Not all requests will require you to submit documentation such as hospital records, procedure reports, lab results, etc. A large majority of requests result from information that was omitted from the claim when it was originally submitted for processing. In those situations a reopening may be requested and/or performed by the carrier to correct the omission or clerical error. Examples include, but are not limited to the following:

  • Submission of an incorrect ICD-9-CM diagnosis code.
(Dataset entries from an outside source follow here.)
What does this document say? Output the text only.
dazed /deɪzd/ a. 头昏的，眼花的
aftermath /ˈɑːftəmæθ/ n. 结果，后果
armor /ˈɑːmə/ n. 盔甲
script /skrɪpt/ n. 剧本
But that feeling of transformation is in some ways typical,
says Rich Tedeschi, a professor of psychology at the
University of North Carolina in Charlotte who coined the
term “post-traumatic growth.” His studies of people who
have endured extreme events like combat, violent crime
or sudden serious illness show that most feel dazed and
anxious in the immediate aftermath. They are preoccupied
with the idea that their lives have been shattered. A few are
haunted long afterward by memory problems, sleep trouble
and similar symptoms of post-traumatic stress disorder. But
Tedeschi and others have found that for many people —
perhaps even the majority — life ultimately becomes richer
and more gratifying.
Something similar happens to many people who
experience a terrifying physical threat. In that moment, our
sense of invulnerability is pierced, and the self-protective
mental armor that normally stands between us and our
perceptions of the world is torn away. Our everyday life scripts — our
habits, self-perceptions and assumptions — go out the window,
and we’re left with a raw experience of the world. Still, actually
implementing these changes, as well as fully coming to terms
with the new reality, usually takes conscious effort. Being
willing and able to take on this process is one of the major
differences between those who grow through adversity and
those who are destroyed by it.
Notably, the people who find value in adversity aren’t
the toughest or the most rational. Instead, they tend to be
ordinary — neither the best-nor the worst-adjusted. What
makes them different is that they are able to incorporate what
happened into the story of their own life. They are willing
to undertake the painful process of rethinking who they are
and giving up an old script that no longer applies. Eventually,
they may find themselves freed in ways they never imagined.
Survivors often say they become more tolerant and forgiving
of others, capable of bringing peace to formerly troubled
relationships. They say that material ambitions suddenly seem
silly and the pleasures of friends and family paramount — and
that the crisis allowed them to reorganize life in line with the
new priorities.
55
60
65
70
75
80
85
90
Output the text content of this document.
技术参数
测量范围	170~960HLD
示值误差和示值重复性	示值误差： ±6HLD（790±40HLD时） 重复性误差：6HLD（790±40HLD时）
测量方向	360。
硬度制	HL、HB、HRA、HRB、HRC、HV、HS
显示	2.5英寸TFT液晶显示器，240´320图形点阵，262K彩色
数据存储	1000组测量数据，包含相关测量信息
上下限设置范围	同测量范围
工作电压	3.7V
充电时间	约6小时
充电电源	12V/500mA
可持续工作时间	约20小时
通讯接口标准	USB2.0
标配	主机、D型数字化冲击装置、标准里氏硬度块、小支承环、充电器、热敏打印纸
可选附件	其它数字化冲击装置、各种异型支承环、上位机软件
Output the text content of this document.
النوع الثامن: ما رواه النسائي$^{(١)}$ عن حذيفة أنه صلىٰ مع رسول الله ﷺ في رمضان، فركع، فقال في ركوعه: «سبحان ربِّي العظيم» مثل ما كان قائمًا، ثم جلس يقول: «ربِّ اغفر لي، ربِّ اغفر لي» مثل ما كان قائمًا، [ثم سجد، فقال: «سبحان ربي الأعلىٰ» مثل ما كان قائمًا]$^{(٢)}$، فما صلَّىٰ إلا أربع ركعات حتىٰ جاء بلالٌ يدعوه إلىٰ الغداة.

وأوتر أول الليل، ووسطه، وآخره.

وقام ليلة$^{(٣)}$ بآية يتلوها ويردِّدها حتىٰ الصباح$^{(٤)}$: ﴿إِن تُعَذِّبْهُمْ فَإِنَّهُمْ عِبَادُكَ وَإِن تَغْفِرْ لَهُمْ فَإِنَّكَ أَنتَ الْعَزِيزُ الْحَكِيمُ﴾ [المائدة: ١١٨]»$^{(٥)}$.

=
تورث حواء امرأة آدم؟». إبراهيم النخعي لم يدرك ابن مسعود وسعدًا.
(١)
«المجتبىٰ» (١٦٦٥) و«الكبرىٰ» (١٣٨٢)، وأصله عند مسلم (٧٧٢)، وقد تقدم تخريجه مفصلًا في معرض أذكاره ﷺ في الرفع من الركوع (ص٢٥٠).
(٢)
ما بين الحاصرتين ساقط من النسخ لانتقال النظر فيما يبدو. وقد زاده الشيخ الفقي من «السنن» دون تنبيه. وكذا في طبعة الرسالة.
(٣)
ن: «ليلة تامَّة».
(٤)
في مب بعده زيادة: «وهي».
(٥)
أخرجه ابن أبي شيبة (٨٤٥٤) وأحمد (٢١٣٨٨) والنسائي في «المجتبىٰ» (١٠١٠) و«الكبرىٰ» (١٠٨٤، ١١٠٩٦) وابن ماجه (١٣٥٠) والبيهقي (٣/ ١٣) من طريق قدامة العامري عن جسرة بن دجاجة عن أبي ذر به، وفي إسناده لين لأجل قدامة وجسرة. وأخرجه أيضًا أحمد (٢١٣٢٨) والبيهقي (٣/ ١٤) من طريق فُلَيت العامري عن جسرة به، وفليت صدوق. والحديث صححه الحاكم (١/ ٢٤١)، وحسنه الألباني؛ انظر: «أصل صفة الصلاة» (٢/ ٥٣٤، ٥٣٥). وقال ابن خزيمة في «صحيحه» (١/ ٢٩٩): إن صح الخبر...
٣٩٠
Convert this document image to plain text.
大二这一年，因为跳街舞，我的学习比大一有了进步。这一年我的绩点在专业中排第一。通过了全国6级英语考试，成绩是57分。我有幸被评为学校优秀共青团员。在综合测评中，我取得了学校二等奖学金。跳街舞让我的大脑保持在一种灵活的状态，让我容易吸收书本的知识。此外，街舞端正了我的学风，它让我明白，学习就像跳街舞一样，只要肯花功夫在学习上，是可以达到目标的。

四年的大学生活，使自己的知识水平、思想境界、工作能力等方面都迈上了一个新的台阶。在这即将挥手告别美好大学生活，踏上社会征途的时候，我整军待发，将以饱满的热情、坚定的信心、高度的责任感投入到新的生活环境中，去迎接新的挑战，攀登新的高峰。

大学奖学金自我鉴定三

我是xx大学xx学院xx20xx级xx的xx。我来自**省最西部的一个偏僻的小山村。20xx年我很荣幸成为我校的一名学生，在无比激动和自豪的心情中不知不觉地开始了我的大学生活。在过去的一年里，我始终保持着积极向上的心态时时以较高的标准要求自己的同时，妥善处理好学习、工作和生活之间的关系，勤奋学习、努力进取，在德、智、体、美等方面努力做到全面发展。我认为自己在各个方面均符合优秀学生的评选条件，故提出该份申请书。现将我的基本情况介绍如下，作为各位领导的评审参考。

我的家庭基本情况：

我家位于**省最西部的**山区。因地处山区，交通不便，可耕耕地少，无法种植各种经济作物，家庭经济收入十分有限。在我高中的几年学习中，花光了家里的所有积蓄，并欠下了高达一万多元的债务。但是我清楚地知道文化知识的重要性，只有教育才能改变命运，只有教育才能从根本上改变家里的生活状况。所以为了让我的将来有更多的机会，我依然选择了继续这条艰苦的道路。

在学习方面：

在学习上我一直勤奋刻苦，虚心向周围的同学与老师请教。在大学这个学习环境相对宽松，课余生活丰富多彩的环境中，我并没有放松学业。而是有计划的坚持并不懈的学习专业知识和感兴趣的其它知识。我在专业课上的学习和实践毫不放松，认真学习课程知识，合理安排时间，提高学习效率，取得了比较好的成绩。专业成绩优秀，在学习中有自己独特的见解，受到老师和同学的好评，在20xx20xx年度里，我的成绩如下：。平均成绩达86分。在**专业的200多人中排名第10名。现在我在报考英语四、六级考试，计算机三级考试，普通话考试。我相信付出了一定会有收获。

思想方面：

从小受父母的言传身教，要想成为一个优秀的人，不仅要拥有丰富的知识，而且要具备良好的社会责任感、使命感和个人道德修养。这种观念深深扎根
  • Omission of a modifier (76, 77) to indicate a repeat procedure on the same day by the same or different rendering physician.
  • Omission of a modifier (78, 79) to indicate related or unrelated surgery within the global period of another surgical procedure.
Omission of a modifier (59) to indicate a distinct procedural service reported on the same day or during the same session as another service.